I composti contenenti azoto di interesse industriale sono molti, dalle fibre poliammidiche come il nylon agli esplosivi ad alto potenziale come il tritolo. La produzione di questi composti dipende da quella di un’unica sostanza, l’ammoniaca (triidruro di azoto) e alla sua trasformazione in acido nitrico.

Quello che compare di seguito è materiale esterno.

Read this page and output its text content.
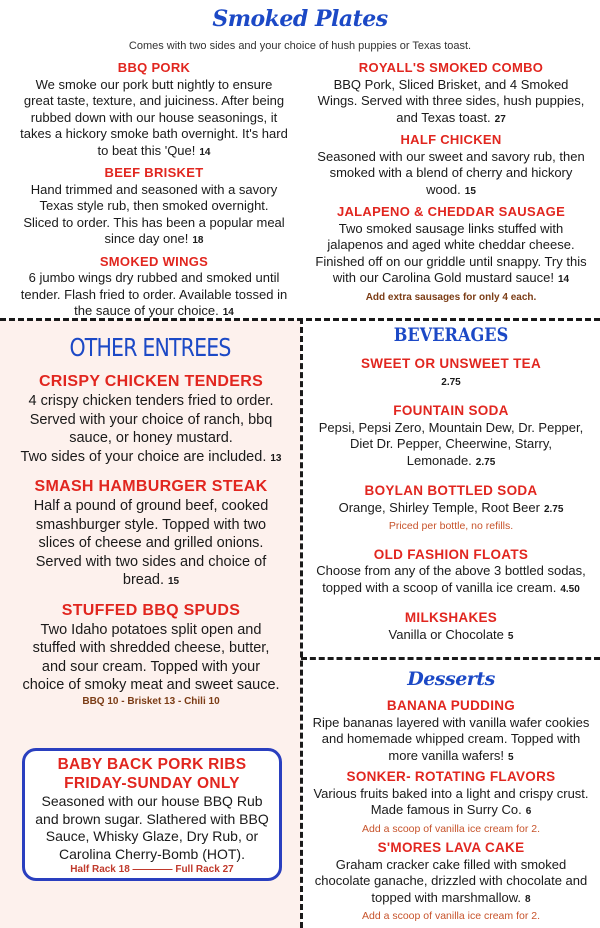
Smoked Plates
Comes with two sides and your choice of hush puppies or Texas toast.
BBQ PORK
We smoke our pork butt nightly to ensure great taste, texture, and juiciness. After being rubbed down with our house seasonings, it takes a hickory smoke bath overnight. It's hard to beat this 'Que! 14
BEEF BRISKET
Hand trimmed and seasoned with a savory Texas style rub, then smoked overnight. Sliced to order. This has been a popular meal since day one! 18
SMOKED WINGS
6 jumbo wings dry rubbed and smoked until tender. Flash fried to order. Available tossed in the sauce of your choice. 14
ROYALL'S SMOKED COMBO
BBQ Pork, Sliced Brisket, and 4 Smoked Wings. Served with three sides, hush puppies, and Texas toast. 27
HALF CHICKEN
Seasoned with our sweet and savory rub, then smoked with a blend of cherry and hickory wood. 15
JALAPENO & CHEDDAR SAUSAGE
Two smoked sausage links stuffed with jalapenos and aged white cheddar cheese. Finished off on our griddle until snappy. Try this with our Carolina Gold mustard sauce! 14
Add extra sausages for only 4 each.
OTHER ENTREES
CRISPY CHICKEN TENDERS
4 crispy chicken tenders fried to order. Served with your choice of ranch, bbq sauce, or honey mustard.
Two sides of your choice are included. 13
SMASH HAMBURGER STEAK
Half a pound of ground beef, cooked smashburger style. Topped with two slices of cheese and grilled onions. Served with two sides and choice of bread. 15
STUFFED BBQ SPUDS
Two Idaho potatoes split open and stuffed with shredded cheese, butter, and sour cream. Topped with your choice of smoky meat and sweet sauce.
BBQ 10 - Brisket 13 - Chili 10
BABY BACK PORK RIBS
FRIDAY-SUNDAY ONLY
Seasoned with our house BBQ Rub and brown sugar. Slathered with BBQ Sauce, Whisky Glaze, Dry Rub, or Carolina Cherry-Bomb (HOT).
Half Rack 18 ———— Full Rack 27
BEVERAGES
SWEET OR UNSWEET TEA
2.75
FOUNTAIN SODA
Pepsi, Pepsi Zero, Mountain Dew, Dr. Pepper, Diet Dr. Pepper, Cheerwine, Starry, Lemonade. 2.75
BOYLAN BOTTLED SODA
Orange, Shirley Temple, Root Beer 2.75
Priced per bottle, no refills.
OLD FASHION FLOATS
Choose from any of the above 3 bottled sodas, topped with a scoop of vanilla ice cream. 4.50
MILKSHAKES
Vanilla or Chocolate 5
Desserts
BANANA PUDDING
Ripe bananas layered with vanilla wafer cookies and homemade whipped cream. Topped with more vanilla wafers! 5
SONKER- ROTATING FLAVORS
Various fruits baked into a light and crispy crust. Made famous in Surry Co. 6
Add a scoop of vanilla ice cream for 2.
S'MORES LAVA CAKE
Graham cracker cake filled with smoked chocolate ganache, drizzled with chocolate and topped with marshmallow. 8
Add a scoop of vanilla ice cream for 2.
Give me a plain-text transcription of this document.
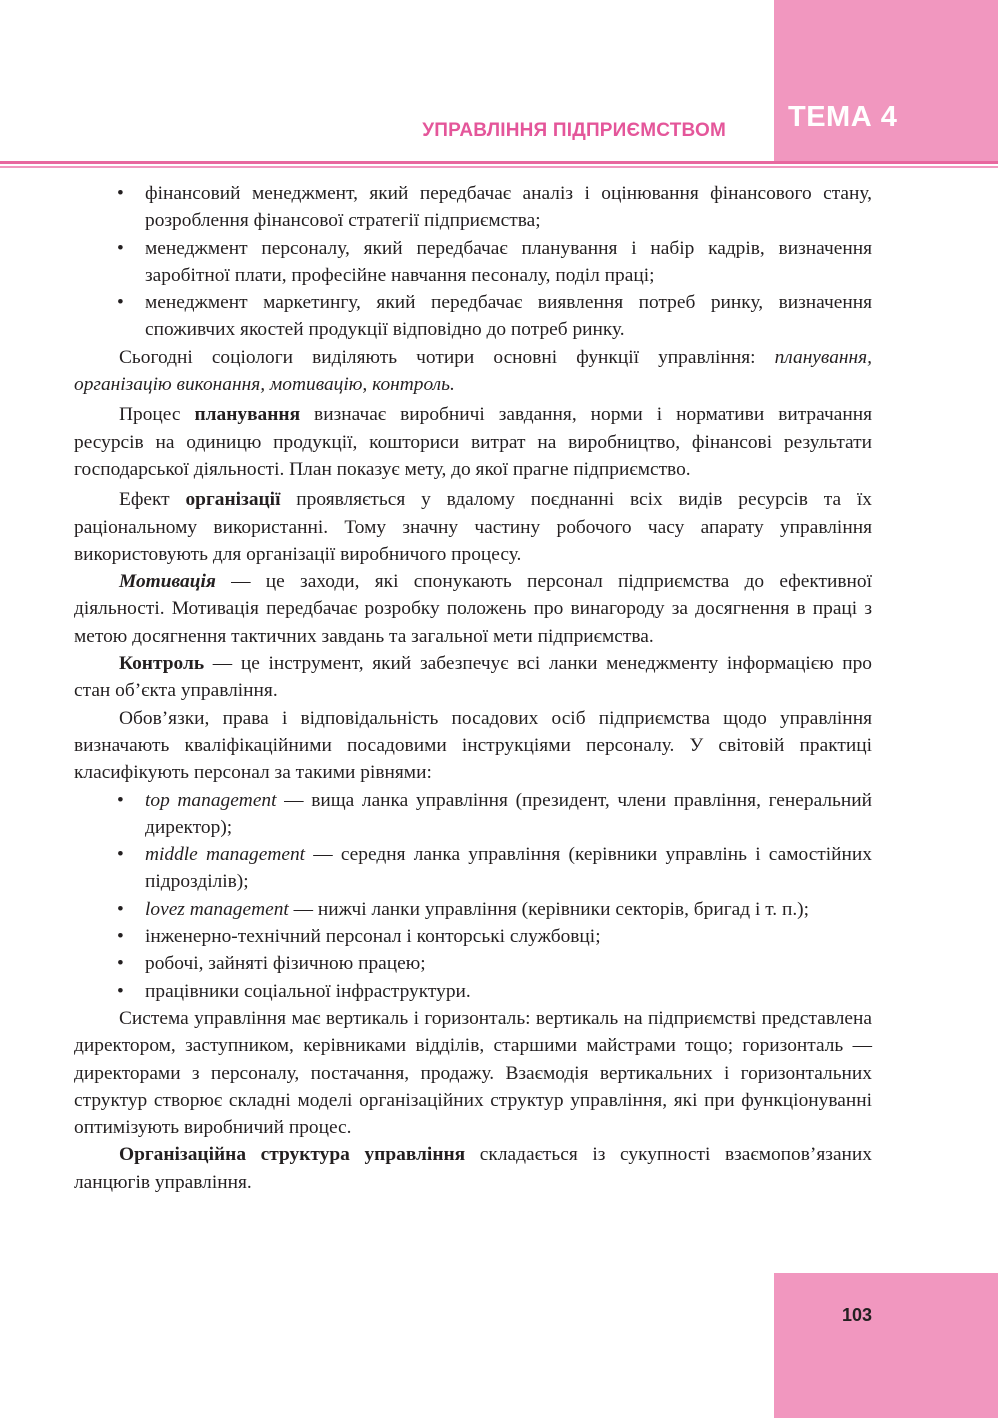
ТЕМА 4
УПРАВЛІННЯ ПІДПРИЄМСТВОМ
• фінансовий менеджмент, який передбачає аналіз і оцінювання фінансового стану, розроблення фінансової стратегії підприємства;
• менеджмент персоналу, який передбачає планування і набір кадрів, визначення заробітної плати, професійне навчання песоналу, поділ праці;
• менеджмент маркетингу, який передбачає виявлення потреб ринку, визначення споживчих якостей продукції відповідно до потреб ринку.

Сьогодні соціологи виділяють чотири основні функції управління: планування, організацію виконання, мотивацію, контроль.

Процес планування визначає виробничі завдання, норми і нормативи витрачання ресурсів на одиницю продукції, кошториси витрат на виробництво, фінансові результати господарської діяльності. План показує мету, до якої прагне підприємство.

Ефект організації проявляється у вдалому поєднанні всіх видів ресурсів та їх раціональному використанні. Тому значну частину робочого часу апарату управління використовують для організації виробничого процесу.

Мотивація — це заходи, які спонукають персонал підприємства до ефективної діяльності. Мотивація передбачає розробку положень про винагороду за досягнення в праці з метою досягнення тактичних завдань та загальної мети підприємства.

Контроль — це інструмент, який забезпечує всі ланки менеджменту інформацією про стан об’єкта управління.

Обов’язки, права і відповідальність посадових осіб підприємства щодо управління визначають кваліфікаційними посадовими інструкціями персоналу. У світовій практиці класифікують персонал за такими рівнями:

• top management — вища ланка управління (президент, члени правління, генеральний директор);
• middle management — середня ланка управління (керівники управлінь і самостійних підрозділів);
• lovez management — нижчі ланки управління (керівники секторів, бригад і т. п.);
• інженерно-технічний персонал і конторські службовці;
• робочі, зайняті фізичною працею;
• працівники соціальної інфраструктури.

Система управління має вертикаль і горизонталь: вертикаль на підприємстві представлена директором, заступником, керівниками відділів, старшими майстрами тощо; горизонталь — директорами з персоналу, постачання, продажу. Взаємодія вертикальних і горизонтальних структур створює складні моделі організаційних структур управління, які при функціонуванні оптимізують виробничий процес.

Організаційна структура управління складається із сукупності взаємопов’язаних ланцюгів управління.

103
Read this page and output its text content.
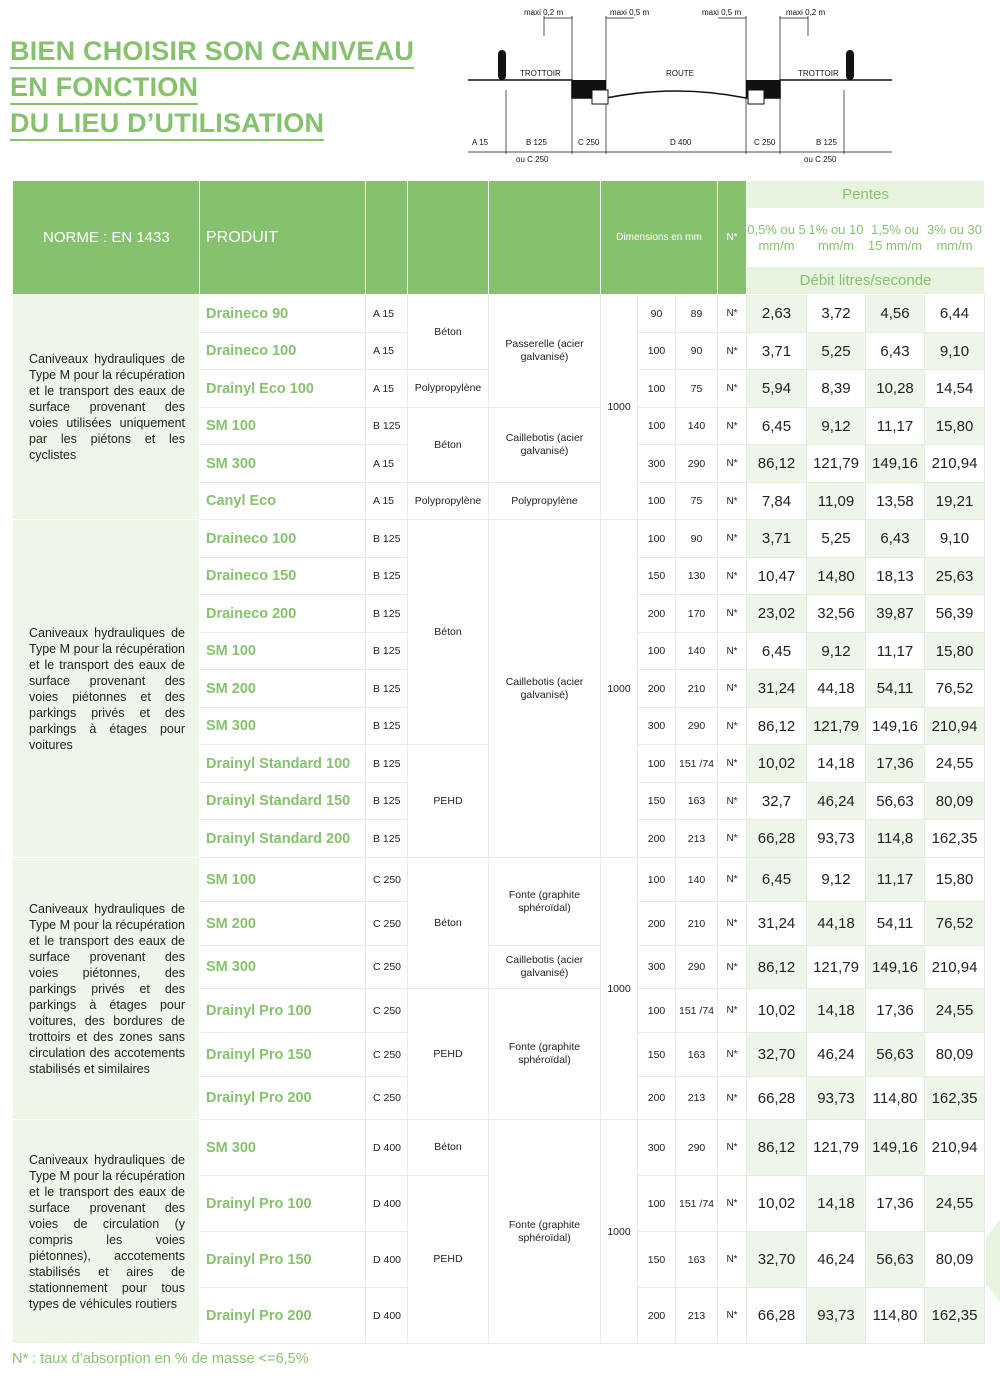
BIEN CHOISIR SON CANIVEAU
EN FONCTION
DU LIEU D’UTILISATION
maxi 0,2 m	maxi 0,5 m	maxi 0,5 m	maxi 0,2 m
TROTTOIR	ROUTE	TROTTOIR
A 15	B 125	C 250	D 400	C 250	B 125
ou C 250	ou C 250
NORME : EN 1433	PRODUIT				Dimensions en mm			N*	Pentes			
									0,5% ou 5 mm/m	1% ou 10 mm/m	1,5% ou 15 mm/m	3% ou 30 mm/m
									Débit litres/seconde			
Caniveaux hydrauliques de Type M pour la récupération et le transport des eaux de surface provenant des voies utilisées uniquement par les piétons et les cyclistes	Draineco 90	A 15	Béton	Passerelle (acier galvanisé)	1000	90	89	N*	2,63	3,72	4,56	6,44
	Draineco 100	A 15				100	90	N*	3,71	5,25	6,43	9,10
	Drainyl Eco 100	A 15	Polypropylène			100	75	N*	5,94	8,39	10,28	14,54
	SM 100	B 125	Béton	Caillebotis (acier galvanisé)		100	140	N*	6,45	9,12	11,17	15,80
	SM 300	A 15				300	290	N*	86,12	121,79	149,16	210,94
	Canyl Eco	A 15	Polypropylène	Polypropylène		100	75	N*	7,84	11,09	13,58	19,21
Caniveaux hydrauliques de Type M pour la récupération et le transport des eaux de surface provenant des voies piétonnes et des parkings privés et des parkings à étages pour voitures	Draineco 100	B 125	Béton	Caillebotis (acier galvanisé)	1000	100	90	N*	3,71	5,25	6,43	9,10
	Draineco 150	B 125				150	130	N*	10,47	14,80	18,13	25,63
	Draineco 200	B 125				200	170	N*	23,02	32,56	39,87	56,39
	SM 100	B 125				100	140	N*	6,45	9,12	11,17	15,80
	SM 200	B 125				200	210	N*	31,24	44,18	54,11	76,52
	SM 300	B 125				300	290	N*	86,12	121,79	149,16	210,94
	Drainyl Standard 100	B 125	PEHD			100	151 /74	N*	10,02	14,18	17,36	24,55
	Drainyl Standard 150	B 125				150	163	N*	32,7	46,24	56,63	80,09
	Drainyl Standard 200	B 125				200	213	N*	66,28	93,73	114,8	162,35
Caniveaux hydrauliques de Type M pour la récupération et le transport des eaux de surface provenant des voies piétonnes, des parkings privés et des parkings à étages pour voitures, des bordures de trottoirs et des zones sans circulation des accotements stabilisés et similaires	SM 100	C 250	Béton	Fonte (graphite sphéroïdal)	1000	100	140	N*	6,45	9,12	11,17	15,80
	SM 200	C 250				200	210	N*	31,24	44,18	54,11	76,52
	SM 300	C 250		Caillebotis (acier galvanisé)		300	290	N*	86,12	121,79	149,16	210,94
	Drainyl Pro 100	C 250	PEHD	Fonte (graphite sphéroïdal)		100	151 /74	N*	10,02	14,18	17,36	24,55
	Drainyl Pro 150	C 250				150	163	N*	32,70	46,24	56,63	80,09
	Drainyl Pro 200	C 250				200	213	N*	66,28	93,73	114,80	162,35
Caniveaux hydrauliques de Type M pour la récupération et le transport des eaux de surface provenant des voies de circulation (y compris les voies piétonnes), accotements stabilisés et aires de stationnement pour tous types de véhicules routiers	SM 300	D 400	Béton	Fonte (graphite sphéroïdal)	1000	300	290	N*	86,12	121,79	149,16	210,94
	Drainyl Pro 100	D 400	PEHD			100	151 /74	N*	10,02	14,18	17,36	24,55
	Drainyl Pro 150	D 400				150	163	N*	32,70	46,24	56,63	80,09
	Drainyl Pro 200	D 400				200	213	N*	66,28	93,73	114,80	162,35
N* : taux d’absorption en % de masse <=6,5%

Parlando dell’ “industria dei composti azotati” dobbiamo considerare, oltre all’ammoniaca e all’acido nitrico, anche la calciocianamide e l’urea in relazione ai fertilizzanti azotati.
L’agricoltura intensiva necessita infatti di fertilizzanti come mezzo tecnico indispensabile per la sua redditività, cioè per ottenere quantità produttive compatibilmente economiche e per mantenere e sviluppare la fertilità del terreno.
Le esigenze nutrizionali delle varie colture vegetali, obiettivo primario della fertilizzazione, sono identificate attraverso la cosiddetta asportazione colturale.
Essa esprime la quantità di elementi nutritivi necessari per la produzione di una determinata quantità di prodotto, avente determinate caratteristiche qualitative e quantitative. Per il grano duro, ad esempio, 13% di proteine e 78 kg/hl di speso specifico minimo.
Il grano tenero è la specie di frumento che, per il suo largo impiego nella panificazione e nella produzione di paste alimentari fresche, assume maggior importanza fra i cereali in coltivazione oggi.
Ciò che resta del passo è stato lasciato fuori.